Lori’s mind went into survival mode. She was barefoot, and would never get out of there without shoes. Like many people, she had a lot of junk in her car. In the dark, she found a roll of electrical tape. She tore off sections of her seat cover and fashioned a pair of makeshift shoes.
When reading these rescue stories, one must keep in mind the extreme nature of the terrain in our mountains. The slope her truck rested on was nearly vertical, and made up of shale and rocks that slid downward at the slightest touch. Below the truck was nearly impenetrable brush, growing out of the same slippery material. She tried for several hours to climb back up to the roadway, but every step up just sent her sliding downward. She went back to her truck and gathered some blankets, along with a pencil and paper to keep a diary in case she didn’t get out alive. Now she headed down. Weakened, she quickly became mired in the dense brush. And so she sat trapped for three-and-half days, fully expecting to die, keeping notes in her homemade diary for her family to read after her body was found.

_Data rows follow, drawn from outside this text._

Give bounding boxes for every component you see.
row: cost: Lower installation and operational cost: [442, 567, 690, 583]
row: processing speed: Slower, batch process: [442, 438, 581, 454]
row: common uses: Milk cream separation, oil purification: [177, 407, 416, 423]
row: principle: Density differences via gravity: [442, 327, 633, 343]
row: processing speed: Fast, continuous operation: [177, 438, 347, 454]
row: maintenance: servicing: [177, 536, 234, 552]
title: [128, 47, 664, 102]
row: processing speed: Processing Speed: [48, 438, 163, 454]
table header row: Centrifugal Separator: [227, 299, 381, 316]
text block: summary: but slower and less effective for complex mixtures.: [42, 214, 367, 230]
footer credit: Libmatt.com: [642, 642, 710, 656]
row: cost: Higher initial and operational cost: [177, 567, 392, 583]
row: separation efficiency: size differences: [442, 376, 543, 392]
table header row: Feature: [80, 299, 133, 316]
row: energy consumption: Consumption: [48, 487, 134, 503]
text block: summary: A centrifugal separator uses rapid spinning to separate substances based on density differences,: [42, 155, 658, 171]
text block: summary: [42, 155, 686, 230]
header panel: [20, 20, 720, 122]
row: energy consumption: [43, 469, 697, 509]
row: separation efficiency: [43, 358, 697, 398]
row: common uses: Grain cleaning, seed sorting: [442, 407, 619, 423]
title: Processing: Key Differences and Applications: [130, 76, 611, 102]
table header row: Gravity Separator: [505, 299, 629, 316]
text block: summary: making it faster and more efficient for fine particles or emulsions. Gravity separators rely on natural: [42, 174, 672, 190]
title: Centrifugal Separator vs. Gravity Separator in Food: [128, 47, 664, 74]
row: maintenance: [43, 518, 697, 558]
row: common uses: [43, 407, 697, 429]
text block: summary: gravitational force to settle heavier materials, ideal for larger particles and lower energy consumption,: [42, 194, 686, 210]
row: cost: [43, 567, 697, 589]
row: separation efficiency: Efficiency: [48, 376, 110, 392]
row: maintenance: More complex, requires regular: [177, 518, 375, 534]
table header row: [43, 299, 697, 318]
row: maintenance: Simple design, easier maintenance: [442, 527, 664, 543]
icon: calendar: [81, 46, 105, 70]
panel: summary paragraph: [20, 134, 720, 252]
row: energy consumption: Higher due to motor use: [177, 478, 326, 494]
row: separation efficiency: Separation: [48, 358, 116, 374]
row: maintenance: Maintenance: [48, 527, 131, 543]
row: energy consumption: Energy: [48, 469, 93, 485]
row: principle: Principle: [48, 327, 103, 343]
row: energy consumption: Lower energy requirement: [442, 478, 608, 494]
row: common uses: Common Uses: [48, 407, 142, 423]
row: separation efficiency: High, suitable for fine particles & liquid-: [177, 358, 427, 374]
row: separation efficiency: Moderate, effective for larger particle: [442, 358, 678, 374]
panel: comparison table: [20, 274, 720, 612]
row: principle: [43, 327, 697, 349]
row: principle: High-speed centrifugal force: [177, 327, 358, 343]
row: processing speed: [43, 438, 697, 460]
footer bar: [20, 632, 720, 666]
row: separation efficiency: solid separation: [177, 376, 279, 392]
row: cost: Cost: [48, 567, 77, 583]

A few days later, the big sheriff rescue chopper was on its way to its base camp at Barley Flats when one of the crewmen spotted an overturned vehicle in the brush below the highway. They set down at a turnout for a routine check. The Crest was a favorite dumping ground for stolen cars, and that’s fully what they expected to find, a stripped hulk. But when they reached the truck after rappelling down the slope, they could make out a weak voice below them calling for help.
Montrose Search and Rescue team rappelled down another 500 feet down through dense brush to Lori, where they found her very weak, but still alert. The team strapped her to a stretcher, and winched her to the top of a nearby ridge. The same helicopter that spotted her truck came in carefully for a tricky one-wheel landing. The big chopper planted one landing gear on the ridgetop, and the team slid her stretcher quickly into the open door.
Lori was treated at Verdugo Hills Hospital where doctors reported that she was elated to have survived. Her diary recorded her extreme hunger and thirst, along with her pain from injuries. She was convinced that she wouldn’t be rescued and that she would die of thirst. The rescue team deemed it a miracle she was found, noting that had the truck slid another 15 feet, it would have been completely engulfed in brush and invisible from above. It was indeed a miracle that she was found, and a miracle that she survived at all.